What caught my eye about Activision's handling of DJ Hero's downloadable comment, however, was a line from the developer's commercial director Chris Lee, in response to a question from IGN about the availability of buying DJ Hero content individually, rather than bundles. As it stands, the math tells us additional DJ Hero content costs $3-per-mix, but you can only purchase individual mixes on the Wii. On Xbox 360 and PlayStation 3, however, Activision has only made bundles available.
Here's the problem.
By design, bundles are typically cheaper than buying every track individually. DJ Hero's current track bundle -- the "DJ Hero Extended Mix Pack" for $6 -- isn't cheaper and consumers aren't allowed to pick and choose which tracks they download on two out of three platforms. You only have the opportunity to purchase the entire track bundle, unless you're playing DJ Hero on the Wii.
Purchasing individual mixes only exists on the Wii. On the Wii, the DJ Hero downloadable content is $3-per-mix. The reason? A technicality; the Wii can't do bundled content. Consequently, Activision was forced to offer individual tracks. Based on the Wii model, there is no price reduction for purchasing a bundle, nor does there appear to be a technical hurdle stopping them from offering the option. Here's what Chris Lee told IGN about downloadable bundles vs. individual mixes:
"While on Xbox Live and in the PlayStation Store the mixes will be available in Mix Packs," he said, "technical restrictions on the Wii restrict our options so that we can't offer the mixes bundled together."
By that logic, if it had been possible to bundle the mixes together, they would have. Given the approach on the other platforms, that also would have meant purposely removing consumer choice and implementing a bundle-only purchasing system that provides no clear savings.
Cost saving bundles have has been historically true for both Guitar Hero and Rock Band . Take the recent "Classic Rock 2 Track Pack" for Guitar Hero 5. Individually, each songs costs $2. If you were to buy all three songs separately, it'd set you back $6. Purchase the bundle, however, and it's $5.50. Sure, you can argue 50 cents isn't much, but it's cheaper -- again, philosophy of the bundle.

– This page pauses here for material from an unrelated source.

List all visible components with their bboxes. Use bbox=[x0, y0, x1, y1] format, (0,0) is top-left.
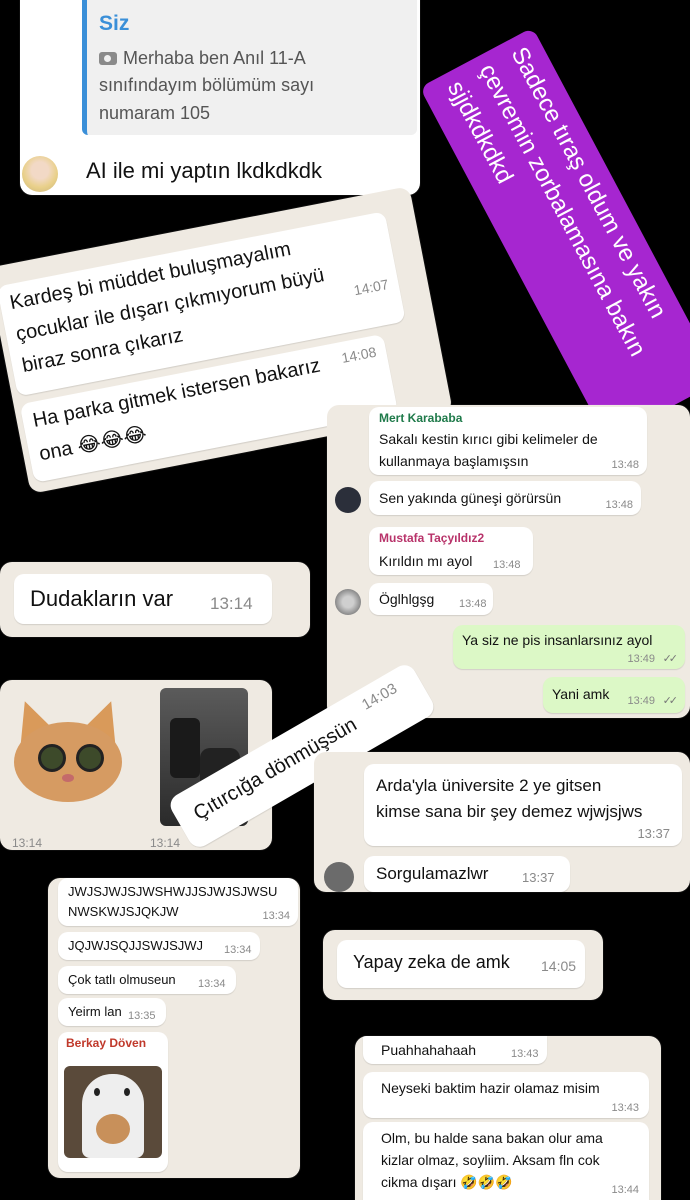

Because the bundle is cheaper, you might pick up a song you're on the fence about. You get a song for a reduced price and Activision ensures you pay more -- curiosity baited by financial security.

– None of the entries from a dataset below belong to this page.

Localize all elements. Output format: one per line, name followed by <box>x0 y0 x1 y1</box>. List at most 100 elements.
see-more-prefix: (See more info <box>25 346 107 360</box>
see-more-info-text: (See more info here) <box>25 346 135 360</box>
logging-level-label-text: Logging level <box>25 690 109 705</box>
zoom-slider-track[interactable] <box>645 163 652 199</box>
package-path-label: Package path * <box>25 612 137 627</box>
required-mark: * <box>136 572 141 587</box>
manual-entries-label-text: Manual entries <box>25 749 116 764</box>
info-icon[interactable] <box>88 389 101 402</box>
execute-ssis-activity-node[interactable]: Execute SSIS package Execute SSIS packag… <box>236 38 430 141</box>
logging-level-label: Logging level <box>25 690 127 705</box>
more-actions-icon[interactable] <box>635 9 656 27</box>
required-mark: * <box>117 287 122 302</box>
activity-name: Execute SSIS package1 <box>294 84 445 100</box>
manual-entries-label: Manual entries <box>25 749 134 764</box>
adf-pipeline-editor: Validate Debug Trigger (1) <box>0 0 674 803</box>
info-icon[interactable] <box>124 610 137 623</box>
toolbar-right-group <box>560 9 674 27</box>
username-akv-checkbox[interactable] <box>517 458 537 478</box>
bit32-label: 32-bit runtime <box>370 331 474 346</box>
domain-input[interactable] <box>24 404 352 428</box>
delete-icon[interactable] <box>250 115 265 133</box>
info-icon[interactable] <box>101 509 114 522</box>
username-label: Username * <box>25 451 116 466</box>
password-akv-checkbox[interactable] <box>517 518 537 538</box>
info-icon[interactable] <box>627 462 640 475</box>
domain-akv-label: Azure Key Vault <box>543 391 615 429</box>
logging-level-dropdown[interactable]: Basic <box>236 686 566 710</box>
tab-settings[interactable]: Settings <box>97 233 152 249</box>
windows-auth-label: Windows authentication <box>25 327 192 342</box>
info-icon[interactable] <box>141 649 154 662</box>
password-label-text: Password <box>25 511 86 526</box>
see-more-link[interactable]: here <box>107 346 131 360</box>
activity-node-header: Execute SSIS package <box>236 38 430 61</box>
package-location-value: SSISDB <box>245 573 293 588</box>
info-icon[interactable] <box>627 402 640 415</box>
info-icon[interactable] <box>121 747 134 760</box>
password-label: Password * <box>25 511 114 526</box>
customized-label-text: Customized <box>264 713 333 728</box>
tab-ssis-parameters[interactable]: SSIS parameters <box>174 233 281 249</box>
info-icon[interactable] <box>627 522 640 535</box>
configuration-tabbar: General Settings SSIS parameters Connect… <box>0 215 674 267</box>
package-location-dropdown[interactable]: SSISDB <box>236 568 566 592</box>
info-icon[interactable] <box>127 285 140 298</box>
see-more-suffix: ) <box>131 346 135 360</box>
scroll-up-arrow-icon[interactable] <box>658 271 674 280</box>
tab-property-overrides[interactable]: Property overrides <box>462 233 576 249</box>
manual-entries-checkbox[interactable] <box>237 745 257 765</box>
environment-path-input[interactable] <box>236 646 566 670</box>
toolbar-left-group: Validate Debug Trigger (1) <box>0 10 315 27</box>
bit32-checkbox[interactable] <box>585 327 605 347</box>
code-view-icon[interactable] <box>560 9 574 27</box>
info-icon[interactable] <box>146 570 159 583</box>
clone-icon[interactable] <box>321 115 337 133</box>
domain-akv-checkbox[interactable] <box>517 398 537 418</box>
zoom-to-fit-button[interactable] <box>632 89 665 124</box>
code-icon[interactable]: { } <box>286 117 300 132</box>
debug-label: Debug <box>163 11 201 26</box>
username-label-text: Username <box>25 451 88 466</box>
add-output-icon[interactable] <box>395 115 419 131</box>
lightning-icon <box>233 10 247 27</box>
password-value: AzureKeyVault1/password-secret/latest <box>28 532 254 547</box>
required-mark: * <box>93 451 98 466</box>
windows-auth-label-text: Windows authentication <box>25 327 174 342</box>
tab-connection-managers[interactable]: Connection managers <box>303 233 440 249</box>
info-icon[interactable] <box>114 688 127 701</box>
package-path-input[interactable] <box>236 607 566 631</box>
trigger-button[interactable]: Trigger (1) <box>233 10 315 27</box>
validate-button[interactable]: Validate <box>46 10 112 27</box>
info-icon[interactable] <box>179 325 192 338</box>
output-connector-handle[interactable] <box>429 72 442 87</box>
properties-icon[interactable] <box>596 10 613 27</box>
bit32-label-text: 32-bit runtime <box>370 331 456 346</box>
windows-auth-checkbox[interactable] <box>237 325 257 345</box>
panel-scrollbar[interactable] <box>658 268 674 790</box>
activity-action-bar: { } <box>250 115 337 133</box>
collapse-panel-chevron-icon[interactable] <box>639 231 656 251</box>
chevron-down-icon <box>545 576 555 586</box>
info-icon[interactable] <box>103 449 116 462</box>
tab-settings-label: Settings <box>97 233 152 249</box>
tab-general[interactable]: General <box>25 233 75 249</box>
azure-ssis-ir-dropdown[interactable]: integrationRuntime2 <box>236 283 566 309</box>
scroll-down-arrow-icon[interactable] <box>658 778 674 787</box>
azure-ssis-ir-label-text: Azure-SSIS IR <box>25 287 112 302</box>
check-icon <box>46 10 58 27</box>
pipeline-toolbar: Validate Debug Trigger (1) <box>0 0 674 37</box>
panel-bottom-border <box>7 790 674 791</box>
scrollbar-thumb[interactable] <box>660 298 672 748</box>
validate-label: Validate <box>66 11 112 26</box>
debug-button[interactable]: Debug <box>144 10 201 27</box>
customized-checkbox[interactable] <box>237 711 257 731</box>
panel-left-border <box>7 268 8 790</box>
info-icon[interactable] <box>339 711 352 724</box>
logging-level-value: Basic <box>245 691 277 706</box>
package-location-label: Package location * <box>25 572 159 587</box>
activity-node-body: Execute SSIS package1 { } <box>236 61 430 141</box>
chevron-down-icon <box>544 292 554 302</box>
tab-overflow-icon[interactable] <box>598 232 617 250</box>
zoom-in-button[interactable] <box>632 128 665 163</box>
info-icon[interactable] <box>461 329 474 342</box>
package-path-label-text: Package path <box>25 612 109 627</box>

I've asked Activision to clarify whether future DJ Hero downloadable content will offer the consumer the opportunity to choose which mixes to download. The company has not responded to my requests and there's no evidence Xbox 360 and PlayStation 3 owners are getting that option. There is some good news, however. The next downloadable pack, the "David Guetta Mix Pack," features three mixes and has been priced at $8. At the $3-per-mix rate, it should be $9. It's not. In this case, Activision is following the bundle model and providing a $1 savings to the consumer. That's a start.

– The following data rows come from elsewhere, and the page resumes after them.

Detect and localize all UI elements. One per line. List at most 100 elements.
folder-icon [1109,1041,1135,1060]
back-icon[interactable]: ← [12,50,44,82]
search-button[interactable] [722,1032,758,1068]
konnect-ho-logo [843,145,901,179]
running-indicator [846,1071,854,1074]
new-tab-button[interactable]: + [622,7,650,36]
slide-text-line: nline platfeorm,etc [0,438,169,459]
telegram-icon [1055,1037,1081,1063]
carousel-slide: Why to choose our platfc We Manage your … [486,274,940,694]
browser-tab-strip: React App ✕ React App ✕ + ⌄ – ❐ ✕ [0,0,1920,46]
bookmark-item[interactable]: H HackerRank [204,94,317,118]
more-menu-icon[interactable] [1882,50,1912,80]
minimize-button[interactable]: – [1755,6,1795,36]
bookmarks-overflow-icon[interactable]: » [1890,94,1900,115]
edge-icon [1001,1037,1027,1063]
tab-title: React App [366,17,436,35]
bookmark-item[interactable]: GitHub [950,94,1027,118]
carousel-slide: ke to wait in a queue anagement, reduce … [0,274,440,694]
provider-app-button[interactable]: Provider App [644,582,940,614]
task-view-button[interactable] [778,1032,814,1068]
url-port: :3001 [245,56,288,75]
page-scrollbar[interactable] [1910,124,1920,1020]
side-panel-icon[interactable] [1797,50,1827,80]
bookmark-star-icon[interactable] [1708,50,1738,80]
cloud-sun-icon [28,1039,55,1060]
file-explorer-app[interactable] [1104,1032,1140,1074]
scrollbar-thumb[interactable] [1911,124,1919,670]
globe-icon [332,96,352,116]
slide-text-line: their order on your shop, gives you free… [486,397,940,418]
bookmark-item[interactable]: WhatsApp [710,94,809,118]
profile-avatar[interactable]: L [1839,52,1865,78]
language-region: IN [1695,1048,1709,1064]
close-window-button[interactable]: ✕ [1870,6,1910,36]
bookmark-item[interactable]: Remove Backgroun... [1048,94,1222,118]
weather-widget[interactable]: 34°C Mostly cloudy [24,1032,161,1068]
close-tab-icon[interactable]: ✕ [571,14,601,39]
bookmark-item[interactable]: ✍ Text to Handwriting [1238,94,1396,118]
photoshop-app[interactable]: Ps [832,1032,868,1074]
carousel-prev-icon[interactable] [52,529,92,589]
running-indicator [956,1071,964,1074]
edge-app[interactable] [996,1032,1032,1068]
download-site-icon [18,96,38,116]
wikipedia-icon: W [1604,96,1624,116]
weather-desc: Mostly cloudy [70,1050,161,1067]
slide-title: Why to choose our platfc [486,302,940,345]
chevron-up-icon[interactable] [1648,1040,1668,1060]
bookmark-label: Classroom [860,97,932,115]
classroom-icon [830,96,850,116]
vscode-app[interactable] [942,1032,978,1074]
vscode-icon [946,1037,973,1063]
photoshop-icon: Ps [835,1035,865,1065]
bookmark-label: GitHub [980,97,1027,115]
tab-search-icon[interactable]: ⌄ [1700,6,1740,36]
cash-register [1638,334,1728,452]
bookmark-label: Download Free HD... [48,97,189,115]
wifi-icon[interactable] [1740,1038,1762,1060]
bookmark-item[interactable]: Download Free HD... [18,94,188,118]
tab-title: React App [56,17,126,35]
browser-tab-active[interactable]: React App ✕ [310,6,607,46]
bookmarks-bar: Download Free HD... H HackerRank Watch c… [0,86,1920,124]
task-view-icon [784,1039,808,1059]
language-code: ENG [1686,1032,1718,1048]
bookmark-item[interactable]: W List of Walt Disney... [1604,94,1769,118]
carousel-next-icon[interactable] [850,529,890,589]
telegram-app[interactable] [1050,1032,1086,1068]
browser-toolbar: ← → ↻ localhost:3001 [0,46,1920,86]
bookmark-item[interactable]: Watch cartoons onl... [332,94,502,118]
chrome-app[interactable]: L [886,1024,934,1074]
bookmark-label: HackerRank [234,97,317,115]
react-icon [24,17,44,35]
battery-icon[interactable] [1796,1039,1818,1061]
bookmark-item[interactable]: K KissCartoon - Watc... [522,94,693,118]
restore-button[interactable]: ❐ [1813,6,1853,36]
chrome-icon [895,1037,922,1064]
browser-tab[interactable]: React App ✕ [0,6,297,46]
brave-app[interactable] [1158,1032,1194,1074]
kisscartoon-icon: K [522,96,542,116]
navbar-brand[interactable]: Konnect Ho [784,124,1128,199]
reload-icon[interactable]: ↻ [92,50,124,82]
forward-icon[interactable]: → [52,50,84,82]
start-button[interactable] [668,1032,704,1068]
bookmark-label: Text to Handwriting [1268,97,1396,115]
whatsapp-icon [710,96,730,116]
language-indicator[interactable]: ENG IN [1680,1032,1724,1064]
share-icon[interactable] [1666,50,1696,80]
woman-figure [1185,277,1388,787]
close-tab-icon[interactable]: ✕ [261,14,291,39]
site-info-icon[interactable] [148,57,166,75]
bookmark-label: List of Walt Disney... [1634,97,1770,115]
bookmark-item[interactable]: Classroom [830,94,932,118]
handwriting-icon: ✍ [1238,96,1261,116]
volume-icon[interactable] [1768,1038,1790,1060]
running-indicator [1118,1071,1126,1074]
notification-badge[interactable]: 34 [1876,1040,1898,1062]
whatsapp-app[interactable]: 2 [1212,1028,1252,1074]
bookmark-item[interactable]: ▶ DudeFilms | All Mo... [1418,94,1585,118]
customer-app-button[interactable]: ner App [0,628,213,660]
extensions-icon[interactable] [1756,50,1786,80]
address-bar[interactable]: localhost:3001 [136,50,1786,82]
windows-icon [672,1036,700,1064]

Additionally, the bundles on Xbox Live and PlayStation Network both come with this warning: "Some mixes may be available both as singles and as part of a Track Pack, so please carefully consider your purchases before downloading." Maybe Activision's policy will change in the future.
As it stands, however, that option doesn't exist. You're still asked to spend $8 when you might only be interested in purchasing one mix, which would only cost $3.